Il y a quand même des jours pourris hein, faut pas croire, parce que juste quand je m'amuse trop, je dois certainement trouver le moyen inconscient de me punir, comme si l'humeur légère et le sourire resplendissant ça ne pouvait pas être moi. Beurre ou confiture, jamais les deux, sinon c'est trop de plaisir. Je devrais me convertir à la Church of England finalement... même si... enfin non.
Cette façon super con de se sentir exclue, pas à sa place, déplacée, mal à l'aise, c'est débile.
Prenons hier soir par exemple, au hasard. Hier soir donc. Fatiguée. Le labo est de sortie au pub, pour l'anniversaire du technicien. 23 ans, né en 1982. On rigole, enfin j'essaie entre 2 baillements, ils boivent de la bière, moi de l'irn-bru. Besoin d'encore plus de caféine pour ne pas m'écrouler sur les sièges en osier du bistro. Et puis l'autre post-doc, en père responsable, s'en va, les jumeaux à mettre au lit. Les amis du jeunot nous rejoignent. Et tout à coup la réalité me frappe.
Je me sens fatiguée, je suis de 4 ans l'ainée du plus vieux à table, ils parlent tous thèse et rédaction, et anglais.
Parce que j'ai beau avoir vécu bientot 3 ans ici, l'anglais "de groupe", ça sonne encore un peu chinois.
Parce que mes années de thèse sont finies, et que si je peux encore compatir à l'angoisse du thésard, je ne peux plus partager. Moi c'est docteur.
Parce que je suis la petite de la famille, la fille qui a un an d'avance, la gamine qui a passé son bac a 16 ans, la chieuse qui essaie de suivre les grands, pas l'ancienne, je sais pas faire, je n'aime pas faire, le role ne me convient pas.
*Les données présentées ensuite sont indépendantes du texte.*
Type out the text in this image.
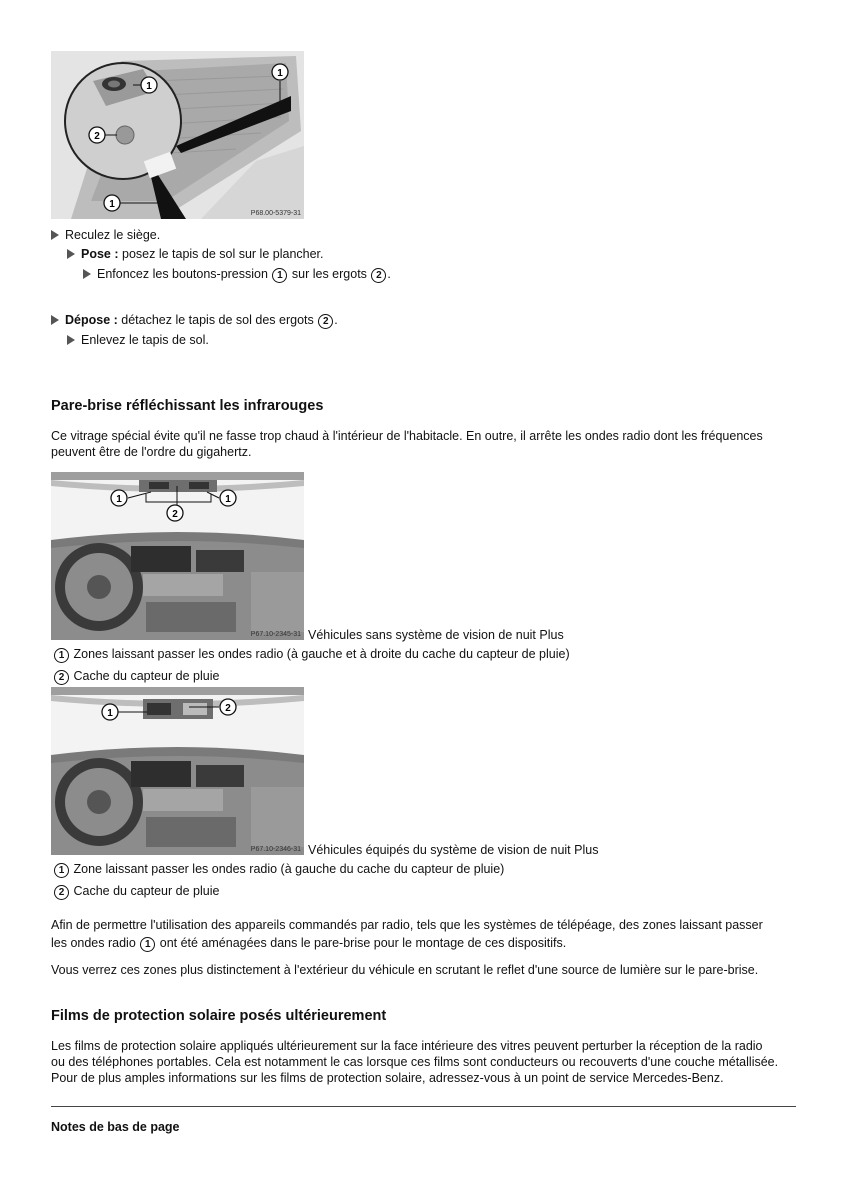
1
2
1
1
P68.00-5379-31
Reculez le siège.
Pose : posez le tapis de sol sur le plancher.
Enfoncez les boutons-pression 1 sur les ergots 2 .
Dépose : détachez le tapis de sol des ergots 2 .
Enlevez le tapis de sol.
Pare-brise réfléchissant les infrarouges
Ce vitrage spécial évite qu'il ne fasse trop chaud à l'intérieur de l'habitacle. En outre, il arrête les ondes radio dont les fréquences
peuvent être de l'ordre du gigahertz.
1
2
1
P67.10-2345-31 Véhicules sans système de vision de nuit Plus
1 Zones laissant passer les ondes radio (à gauche et à droite du cache du capteur de pluie)
2 Cache du capteur de pluie
1	2
P67.10-2346-31 Véhicules équipés du système de vision de nuit Plus
1 Zone laissant passer les ondes radio (à gauche du cache du capteur de pluie)
2 Cache du capteur de pluie
Afin de permettre l'utilisation des appareils commandés par radio, tels que les systèmes de télépéage, des zones laissant passer
les ondes radio 1 ont été aménagées dans le pare-brise pour le montage de ces dispositifs.
Vous verrez ces zones plus distinctement à l'extérieur du véhicule en scrutant le reflet d'une source de lumière sur le pare-brise.
Films de protection solaire posés ultérieurement
Les films de protection solaire appliqués ultérieurement sur la face intérieure des vitres peuvent perturber la réception de la radio
ou des téléphones portables. Cela est notamment le cas lorsque ces films sont conducteurs ou recouverts d'une couche métallisée.
Pour de plus amples informations sur les films de protection solaire, adressez-vous à un point de service Mercedes-Benz.
Notes de bas de page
Parce que j'ai juste envie d'aller me coucher.
Mais le jeunot insiste, Eve please come to the restaurant, come-on it's my birthday !, et puisque j'aime bien quand on m'aime bien comme ça, alors me voici entrain de me réveiller doucement dans l'atmosphère feutrée du chinois d'à coté. Ca continue à parler rédaction, prêt étudiant, trucs de djeun's british. Et je continue à manger mon calamar en silence.
J'ai toujours envie d'aller me coucher.
Je ne suis toujours pas à ma place.
Et tout à coup, me voilà entrain de rire nerveusement, après l'aterrissage brutal d'un verre de rouge sur ma jupe blanche, qui ne le sera donc jamais plus. Quelle idée aussi de mettre une jupe une fois par an, et justement le jour où c'est officiel, tu es une looser ma fille, et tu sembles bien le chercher, quand même.
Sur le chemin du retour, alors que les djeun's se dirigeaient eux vers la suite des festivités, et que je boitais dans mes sandales en essayant d'ignorer la vieille odeur de vin qui m'entourait, les bras chargés des restes du gateau d'anniversaire du jeunot, cuisiné avec amour la veille au soir alors que je m'endormais déjà devant le four, l'oeil terne, la cerne hyperdéveloppée, et les cheveux trop lourds à porter, j'ai essayé de ne pas pleurer. Pour m'éviter un spectacle encore plus sinistre. Et surtout parce que je sais que quelque part, il existe un endroit où je me sens parfaitement à ma place. Je devrais juste éviter de le quitter pour aller au pub. Je suis quand même vachement mieux au labo.